An aqueous solution of glucose is made by dissolving 10g of glucose in 90g water at 303 K. if the V.P.of pure water at 303 K be 32.8mmHg, what would be VP of the solution?

Answer 1

sorry for bad pic...............

Answer 2

To determine the required answer, we would require the following information:

Molar mass of Glucose $\left(\mathrm{C}_{6} \mathrm{H}_{12} \mathrm{O}_{6}\right)=180 \mathrm{gm} / \mathrm{mol}$

Molar mass of Water $\left(\mathrm{H}_{2} \mathrm{O}\right)=18 \mathrm{gm} / \mathrm{mol}$

Therefore, the number of moles of sugar in the given quantity  

$\begin{array}{l}{=\frac{\text {Given mass}}{\text {molarmass}}=\frac{10}{180} \mathrm{mole}} \\ {=0.05 \mathrm{mole}}\end{array}$

Moles of Water present in given quantity $=\frac{90}{18}\ \mathrm{mole}$

= 5 mole

Now we need to determine the mole fraction of resulting solution  

= moles of water present / total number of moles present in solution (water + glucose)  

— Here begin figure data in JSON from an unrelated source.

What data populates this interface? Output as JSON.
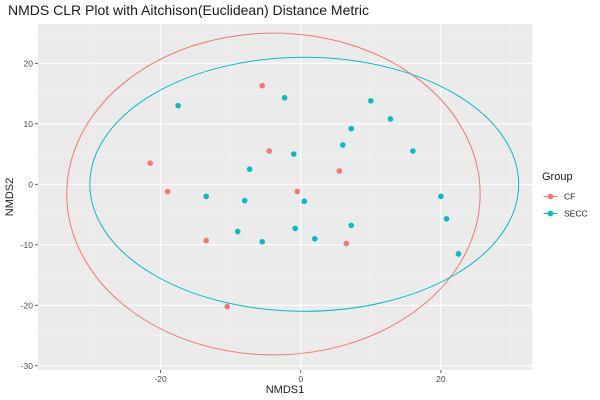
{
  "chart_data": {
    "type": "scatter",
    "title": "NMDS CLR Plot with Aitchison(Euclidean) Distance Metric",
    "xlabel": "NMDS1",
    "ylabel": "NMDS2",
    "xlim": [
      -37.5,
      33
    ],
    "ylim": [
      -30.7,
      26.5
    ],
    "xticks": [
      -20,
      0,
      20
    ],
    "yticks": [
      -30,
      -20,
      -10,
      0,
      10,
      20
    ],
    "grid": true,
    "legend": {
      "title": "Group",
      "position": "right"
    },
    "series": [
      {
        "name": "CF",
        "color": "#F8766D",
        "points": [
          {
            "x": -21.5,
            "y": 3.5
          },
          {
            "x": -19.0,
            "y": -1.2
          },
          {
            "x": -13.5,
            "y": -9.3
          },
          {
            "x": -10.5,
            "y": -20.2
          },
          {
            "x": -5.5,
            "y": 16.3
          },
          {
            "x": -4.5,
            "y": 5.5
          },
          {
            "x": -0.5,
            "y": -1.2
          },
          {
            "x": 5.5,
            "y": 2.2
          },
          {
            "x": 6.5,
            "y": -9.8
          }
        ],
        "ellipse": {
          "cx": -3.9,
          "cy": -1.6,
          "rx": 29.5,
          "ry": 26.6
        }
      },
      {
        "name": "SECC",
        "color": "#00BFC4",
        "points": [
          {
            "x": -17.5,
            "y": 13.0
          },
          {
            "x": -13.5,
            "y": -2.0
          },
          {
            "x": -9.0,
            "y": -7.8
          },
          {
            "x": -8.0,
            "y": -2.7
          },
          {
            "x": -7.3,
            "y": 2.5
          },
          {
            "x": -5.5,
            "y": -9.5
          },
          {
            "x": -2.3,
            "y": 14.3
          },
          {
            "x": -1.0,
            "y": 5.0
          },
          {
            "x": -0.8,
            "y": -7.3
          },
          {
            "x": 0.5,
            "y": -2.8
          },
          {
            "x": 2.0,
            "y": -9.0
          },
          {
            "x": 6.0,
            "y": 6.5
          },
          {
            "x": 7.2,
            "y": 9.2
          },
          {
            "x": 7.2,
            "y": -6.8
          },
          {
            "x": 10.0,
            "y": 13.8
          },
          {
            "x": 12.8,
            "y": 10.8
          },
          {
            "x": 16.0,
            "y": 5.5
          },
          {
            "x": 20.0,
            "y": -2.0
          },
          {
            "x": 20.8,
            "y": -5.7
          },
          {
            "x": 22.5,
            "y": -11.5
          }
        ],
        "ellipse": {
          "cx": 0.5,
          "cy": 0.0,
          "rx": 30.6,
          "ry": 21.0
        }
      }
    ]
  }
}
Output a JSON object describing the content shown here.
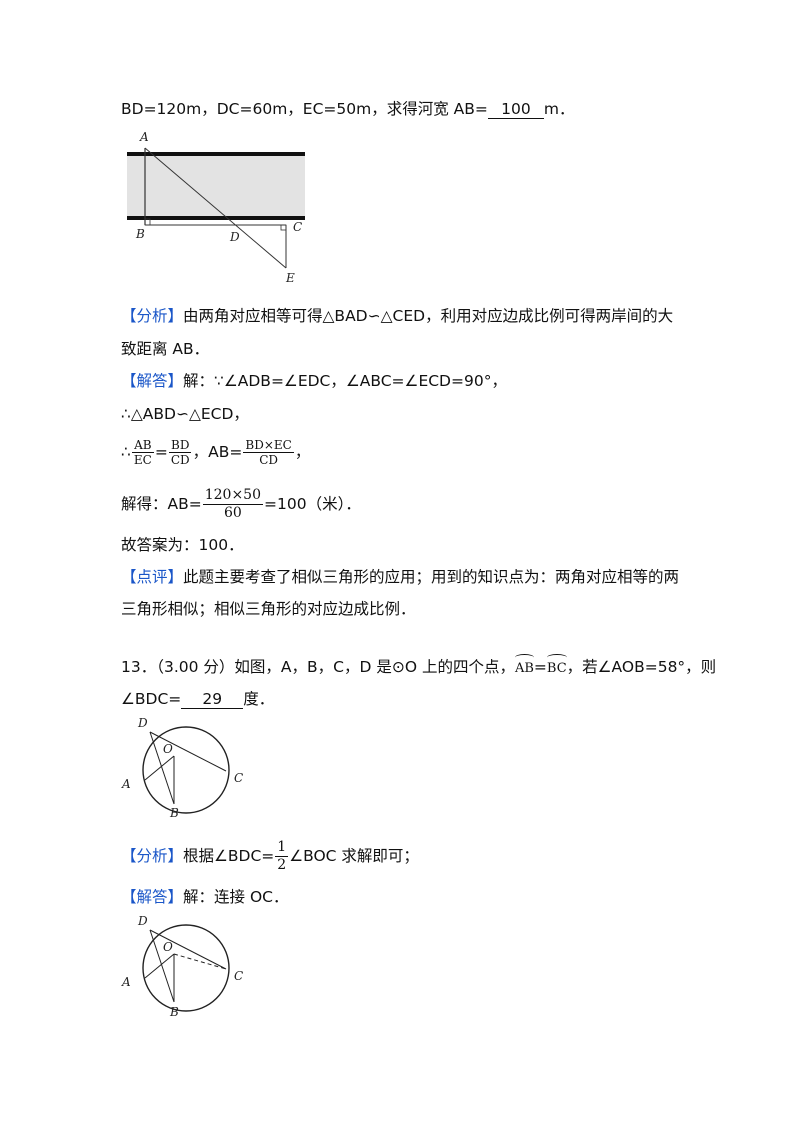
{
  "l1": {
    "pre": "BD=120m，DC=60m，EC=50m，求得河宽 AB=",
    "ans": "100",
    "post": "m．"
  },
  "fig1": {
    "A": "A",
    "B": "B",
    "C": "C",
    "D": "D",
    "E": "E"
  },
  "analysis1": {
    "tag": "【分析】",
    "t1": "由两角对应相等可得△BAD∽△CED，利用对应边成比例可得两岸间的大",
    "t2": "致距离 AB．"
  },
  "sol1": {
    "tag": "【解答】",
    "t1": "解：∵∠ADB=∠EDC，∠ABC=∠ECD=90°，",
    "t2": "∴△ABD∽△ECD，",
    "therefore": "∴",
    "f1n": "AB",
    "f1d": "EC",
    "eq": "=",
    "f2n": "BD",
    "f2d": "CD",
    "ab": "，AB=",
    "f3n": "BD×EC",
    "f3d": "CD",
    "comma": "，",
    "solve": "解得：AB=",
    "f4n": "120×50",
    "f4d": "60",
    "res": "=100（米）．",
    "final": "故答案为：100．"
  },
  "review1": {
    "tag": "【点评】",
    "t1": "此题主要考查了相似三角形的应用；用到的知识点为：两角对应相等的两",
    "t2": "三角形相似；相似三角形的对应边成比例．"
  },
  "q13": {
    "t1": "13．（3.00 分）如图，A，B，C，D 是⊙O 上的四个点，",
    "arc1": "AB",
    "eqs": "=",
    "arc2": "BC",
    "t1b": "，若∠AOB=58°，则",
    "t2a": "∠BDC=",
    "ans": "29",
    "t2b": "度．"
  },
  "fig2": {
    "D": "D",
    "O": "O",
    "A": "A",
    "B": "B",
    "C": "C"
  },
  "analysis2": {
    "tag": "【分析】",
    "t1": "根据∠BDC=",
    "fn": "1",
    "fd": "2",
    "t2": "∠BOC 求解即可；"
  },
  "sol2": {
    "tag": "【解答】",
    "t1": "解：连接 OC．"
  },
  "fig3": {
    "D": "D",
    "O": "O",
    "A": "A",
    "B": "B",
    "C": "C"
  }
}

$\begin{aligned} &=\frac{5}{(5+0.5)} \\ &=\frac{5}{5.05} \\ &=0.99 \end{aligned}$

Next we have to determine the vapour pressure of the resultant solution as follows:

Where V.P means Vapour Pressure.

$\begin{array}{l}{\text { V.P of solution }=\text { Mole fraction solvent (water) } \times \text { Pure Vapour Pressure of solvent }} \\ {\text { (water) }}\end{array}$

$\begin{aligned} \mathrm{VP} \text { of solution } &=(0.99 \times 32.8) \mathrm{mm} . \text { of } \mathrm{Hg} \text { . } \\ &=32.47 \mathrm{mm} . \text { of } \mathrm{Hg} \end{aligned}$